One of my favourite interiors that I can across whilst researching this subject was untitled drawing by Basil Beattie (2002). This very simple acrylic on paper depicts (to me at least) a architech-type side view of a dwelling of sorts, accessed by ladder. I love the simple lines that allow the eye to wander through this ‘house’ exploring different rooms. This style contrasts beautifully with the more classic form of interiors depicted by Richard Artschwager in ‘Interior‘. Here Artschwager shows detail of very elegant living in a Regency style house. The drama in these images is provided by the bold negative shapes created by the furniture and the sense of journey through the room. The images work as a pair, one continuing from the other, so again you eye wanders back and forth between the two and stretches into the next room visible though the door on the right. There is very cleaver use of colour in these screen prints, with a single yellow tone used sparingly.

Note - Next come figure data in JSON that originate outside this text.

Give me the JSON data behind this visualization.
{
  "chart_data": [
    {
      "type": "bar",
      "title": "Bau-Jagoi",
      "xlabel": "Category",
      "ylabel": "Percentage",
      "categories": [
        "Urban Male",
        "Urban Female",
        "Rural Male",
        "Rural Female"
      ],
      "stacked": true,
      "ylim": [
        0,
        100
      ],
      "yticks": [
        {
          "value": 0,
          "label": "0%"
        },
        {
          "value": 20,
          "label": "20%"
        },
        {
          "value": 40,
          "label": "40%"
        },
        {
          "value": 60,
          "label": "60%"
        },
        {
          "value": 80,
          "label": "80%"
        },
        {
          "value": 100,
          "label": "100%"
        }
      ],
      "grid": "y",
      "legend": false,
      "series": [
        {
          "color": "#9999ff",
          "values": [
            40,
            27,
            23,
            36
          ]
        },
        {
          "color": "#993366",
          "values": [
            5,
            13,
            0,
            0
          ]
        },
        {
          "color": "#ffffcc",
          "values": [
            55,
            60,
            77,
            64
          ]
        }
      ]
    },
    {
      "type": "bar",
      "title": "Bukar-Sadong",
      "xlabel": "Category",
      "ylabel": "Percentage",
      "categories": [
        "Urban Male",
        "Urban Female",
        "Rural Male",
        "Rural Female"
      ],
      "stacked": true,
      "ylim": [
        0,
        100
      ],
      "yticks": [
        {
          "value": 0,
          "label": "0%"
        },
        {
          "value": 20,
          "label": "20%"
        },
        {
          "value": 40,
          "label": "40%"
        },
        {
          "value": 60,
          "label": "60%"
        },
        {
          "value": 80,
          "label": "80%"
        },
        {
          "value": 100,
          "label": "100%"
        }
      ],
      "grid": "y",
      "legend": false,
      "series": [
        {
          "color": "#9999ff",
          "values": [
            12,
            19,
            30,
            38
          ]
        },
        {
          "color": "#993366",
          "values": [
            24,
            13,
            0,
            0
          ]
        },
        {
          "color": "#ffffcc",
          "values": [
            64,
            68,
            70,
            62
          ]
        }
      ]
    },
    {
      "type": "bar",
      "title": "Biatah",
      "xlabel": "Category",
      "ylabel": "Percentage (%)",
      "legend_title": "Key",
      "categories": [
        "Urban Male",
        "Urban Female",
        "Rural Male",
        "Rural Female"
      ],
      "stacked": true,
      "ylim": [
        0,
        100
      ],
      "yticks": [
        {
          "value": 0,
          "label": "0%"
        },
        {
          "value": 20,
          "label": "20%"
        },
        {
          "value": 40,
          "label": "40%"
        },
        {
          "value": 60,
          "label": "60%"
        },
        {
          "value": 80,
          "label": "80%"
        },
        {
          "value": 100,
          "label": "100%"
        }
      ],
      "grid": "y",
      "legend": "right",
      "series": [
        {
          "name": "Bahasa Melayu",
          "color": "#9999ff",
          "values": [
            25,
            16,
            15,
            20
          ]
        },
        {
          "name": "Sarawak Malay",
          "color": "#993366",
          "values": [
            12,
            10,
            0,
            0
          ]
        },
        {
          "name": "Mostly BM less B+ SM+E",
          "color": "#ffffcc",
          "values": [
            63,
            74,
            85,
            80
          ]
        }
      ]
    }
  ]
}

Francis Bacon uses very sparse interior settings for his distorted human figures. In his ‘Figure in Grey Interior” there is no detail to the wall area, however, the figures on the sofa are set in their interior space by the use of a curved sweeping line of the sofa which is mirrored on the floor. Bacon uses this curved line in several images to anchor his subjects in an interior space.
Richard Hamilton’s now iconic 1992 image of ‘Just what is it that today’s homes so different?’ uses stark imagery to get across his ideas. Perspective (and thus positioning of objects) is very important and distorted. This gives a sense of unease to the imagery. This work is a digital remake of an image Hamilton previously made in the 1950s ‘Just what is it that makes today’s homes so different, so appealing?” In each case (the original and the remake) Hamilton has filled his house with objects important to the period in which they were made for instance, the 1992 image has many references to the digital age, including circuit board wall paper. Current affairs are also addressed, with the 1992 image depicting a bust of Margaret Thatcher and scenes of war apparent through the windows.
Roy Lichtenstein made a series of interior paintings in the 1990’s such as ‘Interior with Waterlilies’ (1991). The paintings are very basic in their features, with typically bold outlines and blocks of colour associated with pop-art. To me these images are quite sterile. I find no emotion attached to them and hence find it difficult to say something about them! I think it is the lack of tonal variation that causes me to think this way. I much prefer to look at something less regimented such as ‘Sketch of a family at a meal, seated around a table‘ by Josef Herman (date unknown). Although still simple in its design and execution, the range of tonal values allows the eye to roam the image and engage with some emotion. For me it s feeling of contentment looking at this image, a feeling that the family is acting as a unit and enjoying each others company.